STAGE TO SCREENS: Andrew Rannells, From The Book of Mormon to TV's "The New Normal"

By Christopher Wallenberg
11 Sep 2012

Rannells in The Book of Mormon.
Photo by Joan Marcus

There does seem to be more Broadway stars and actors associated with theatre working in television than ever before — from the regulars and guest stars that pop up on "30 Rock" and "The Good Wife" to Laura Linney and Mary-Louise Parker, Audra McDonald on "Private Practice," Sutton Foster on "Bunheads," and Laura Benanti on the new Matthew Perry series "Go On."
AR: People keep asking me about this trend of Broadway performers transitioning into TV and film. I think it's cyclical though. It happens every 10 or 15 years. So I'm really thrilled to be a part of this current wave. But you know, there's been a lot of really great folks that have come from the Broadway and theatre worlds that sometimes people forget. Jane Krakowski and Taye Diggs and Jesse Martin all came from Broadway. They've been on TV for so long that you forget musical-theatre is where they actually started.

Why do you think it's so challenging for Broadway actors with a resume dominated by musical theatre to get casting agents, directors, and producers to be open-minded and take them seriously in the casting process?
AR: As an actor, particularly in theatre, you're trying to get jobs on TV; but you're also losing jobs in theatre to people who are on television. [Laughs.] I had many, many auditions for things that ended up going to someone who had been on a single TV show or who had done a single movie — and it didn't really matter how successful it was. Casting directors, I think, are just drawn to those people, because they feel like there's more momentum there or something. So it can be very frustrating as a theatre actor, because you kind of get stuck in the middle sometimes. That's why The Book of Mormon was a real gift for me, because Trey [Parker] and Matt [Stone] came in not really caring about any of those rules that theatre casting directors sometimes follow. They didn't want to cast a celebrity. They didn't want a star. They wanted to find somebody who they thought was funny and that would serve their show well. I had never opened a show on Broadway before; I didn't have a TV series; I was never in a movie. And they gave me that opportunity, in a way that I think a lot of other New York theatre folks were not willing to take those chances. But Trey and Matt did. So I will always be grateful to them for that.

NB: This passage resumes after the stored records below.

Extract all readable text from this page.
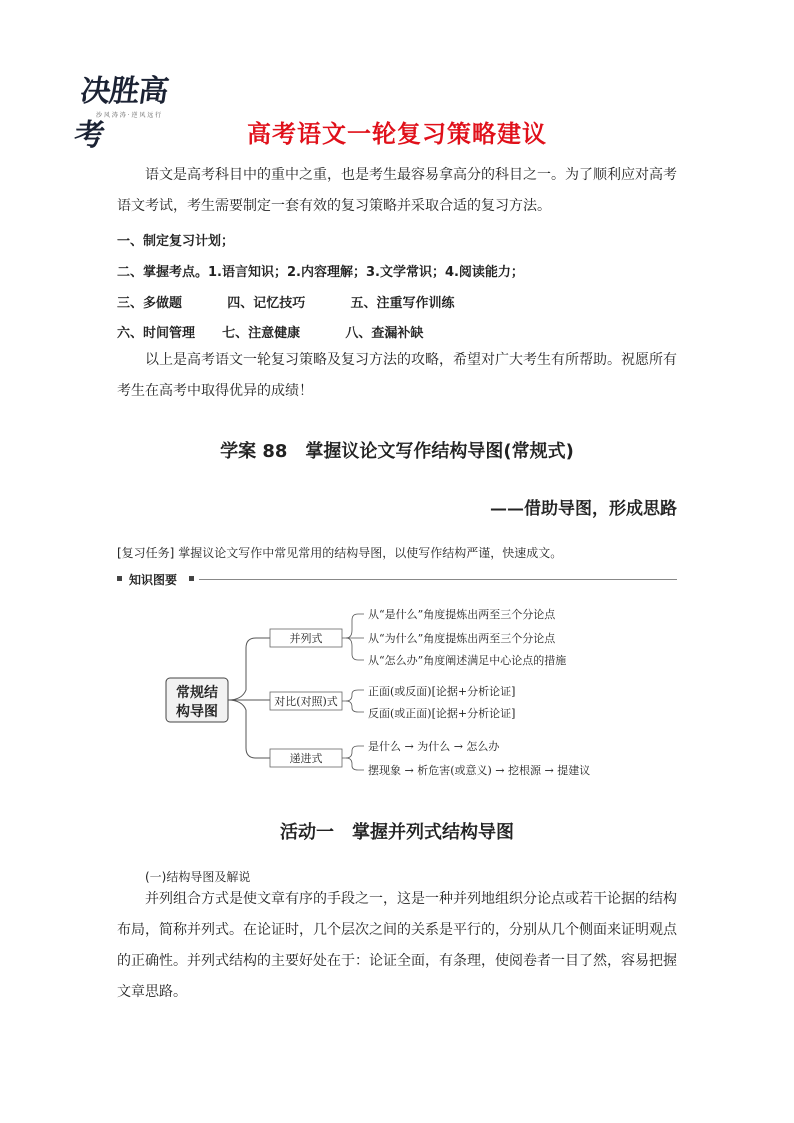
决胜高考
沙 风 涛 涛 · 逆 风 远 行
高考语文一轮复习策略建议
语文是高考科目中的重中之重，也是考生最容易拿高分的科目之一。为了顺利应对高考语文考试，考生需要制定一套有效的复习策略并采取合适的复习方法。
一、制定复习计划；
二、掌握考点。1.语言知识；2.内容理解；3.文学常识；4.阅读能力；
三、多做题          四、记忆技巧          五、注重写作训练
六、时间管理      七、注意健康          八、查漏补缺
以上是高考语文一轮复习策略及复习方法的攻略，希望对广大考生有所帮助。祝愿所有考生在高考中取得优异的成绩！
学案 88　掌握议论文写作结构导图(常规式)
——借助导图，形成思路
[复习任务] 掌握议论文写作中常见常用的结构导图，以使写作结构严谨，快速成文。
知识图要
常规结
构导图
并列式
从“是什么”角度提炼出两至三个分论点
从“为什么”角度提炼出两至三个分论点
从“怎么办”角度阐述满足中心论点的措施
对比(对照)式
正面(或反面)[论据+分析论证]
反面(或正面)[论据+分析论证]
递进式
是什么 → 为什么 → 怎么办
摆现象 → 析危害(或意义) → 挖根源 → 提建议
活动一　掌握并列式结构导图
(一)结构导图及解说
并列组合方式是使文章有序的手段之一，这是一种并列地组织分论点或若干论据的结构布局，简称并列式。在论证时，几个层次之间的关系是平行的，分别从几个侧面来证明观点的正确性。并列式结构的主要好处在于：论证全面，有条理，使阅卷者一目了然，容易把握文章思路。
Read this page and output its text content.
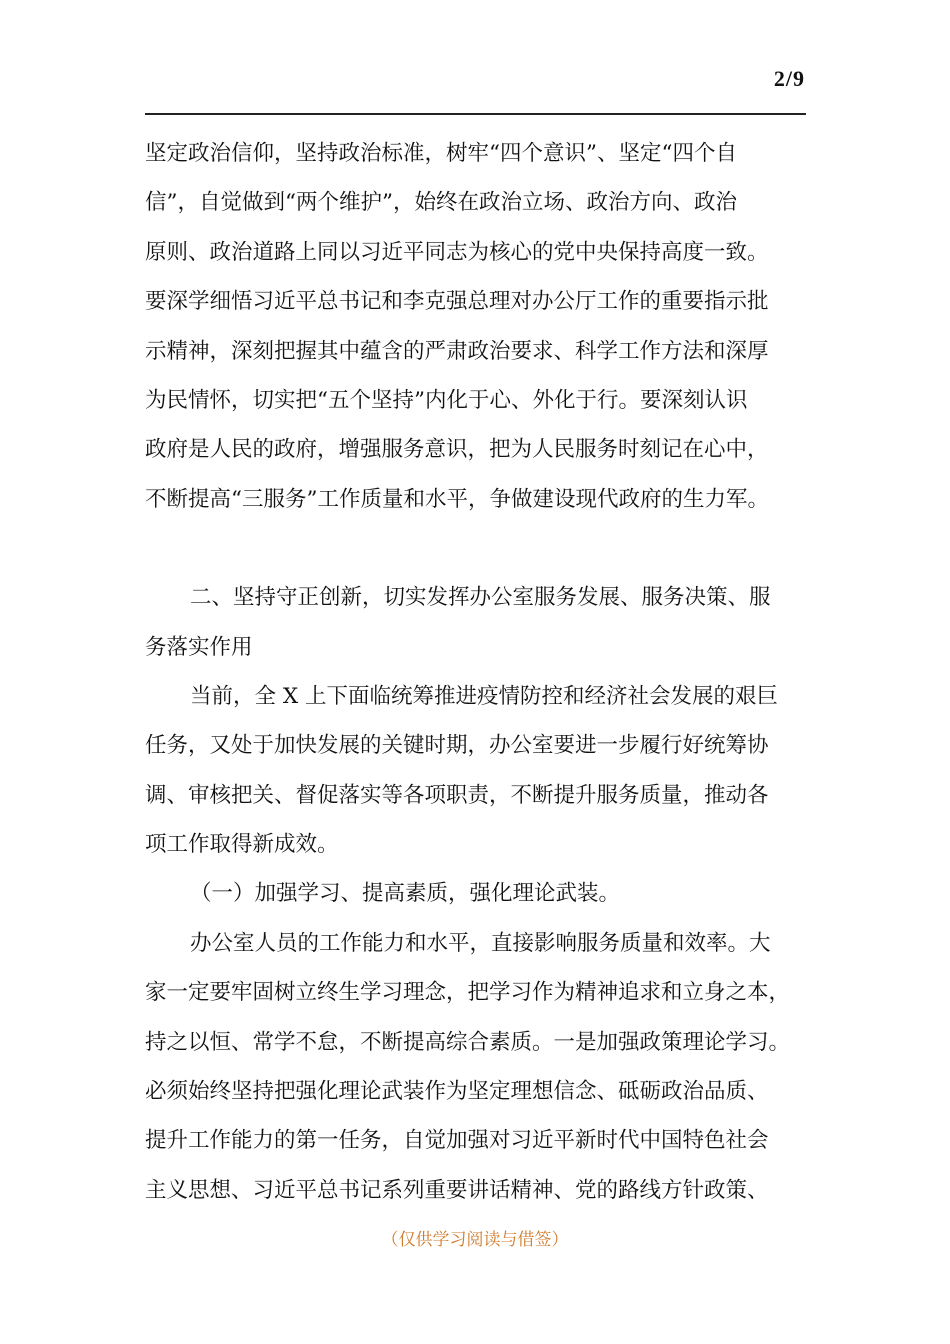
2/9
坚定政治信仰，坚持政治标准，树牢“四个意识”、坚定“四个自
信”，自觉做到“两个维护”，始终在政治立场、政治方向、政治
原则、政治道路上同以习近平同志为核心的党中央保持高度一致。
要深学细悟习近平总书记和李克强总理对办公厅工作的重要指示批
示精神，深刻把握其中蕴含的严肃政治要求、科学工作方法和深厚
为民情怀，切实把“五个坚持”内化于心、外化于行。要深刻认识
政府是人民的政府，增强服务意识，把为人民服务时刻记在心中，
不断提高“三服务”工作质量和水平，争做建设现代政府的生力军。
二、坚持守正创新，切实发挥办公室服务发展、服务决策、服
务落实作用
当前，全 X 上下面临统筹推进疫情防控和经济社会发展的艰巨
任务，又处于加快发展的关键时期，办公室要进一步履行好统筹协
调、审核把关、督促落实等各项职责，不断提升服务质量，推动各
项工作取得新成效。
（一）加强学习、提高素质，强化理论武装。
办公室人员的工作能力和水平，直接影响服务质量和效率。大
家一定要牢固树立终生学习理念，把学习作为精神追求和立身之本，
持之以恒、常学不怠，不断提高综合素质。一是加强政策理论学习。
必须始终坚持把强化理论武装作为坚定理想信念、砥砺政治品质、
提升工作能力的第一任务，自觉加强对习近平新时代中国特色社会
主义思想、习近平总书记系列重要讲话精神、党的路线方针政策、
（仅供学习阅读与借签）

Are Trey and Matt working on a Book of Mormon movie? Is there any truth to that rumor? Do you think it will happen?
A: You know, there's a listing on IMdb that is bullshit, I'll be honest. I think that you can post things on IMdb sometimes without any credentials. So that page was created, and I think it caused a lot of rumors and a lot of jibber-jabber. For Trey and Matt and Bobby [Lopez], I think that their focus now is getting the new tour on its feet, getting the production in Chicago up and running, and then getting the production in London set. And they're committed to making great theatre, which is amazing. So to my knowledge, they're not in a huge rush to make a movie out of this.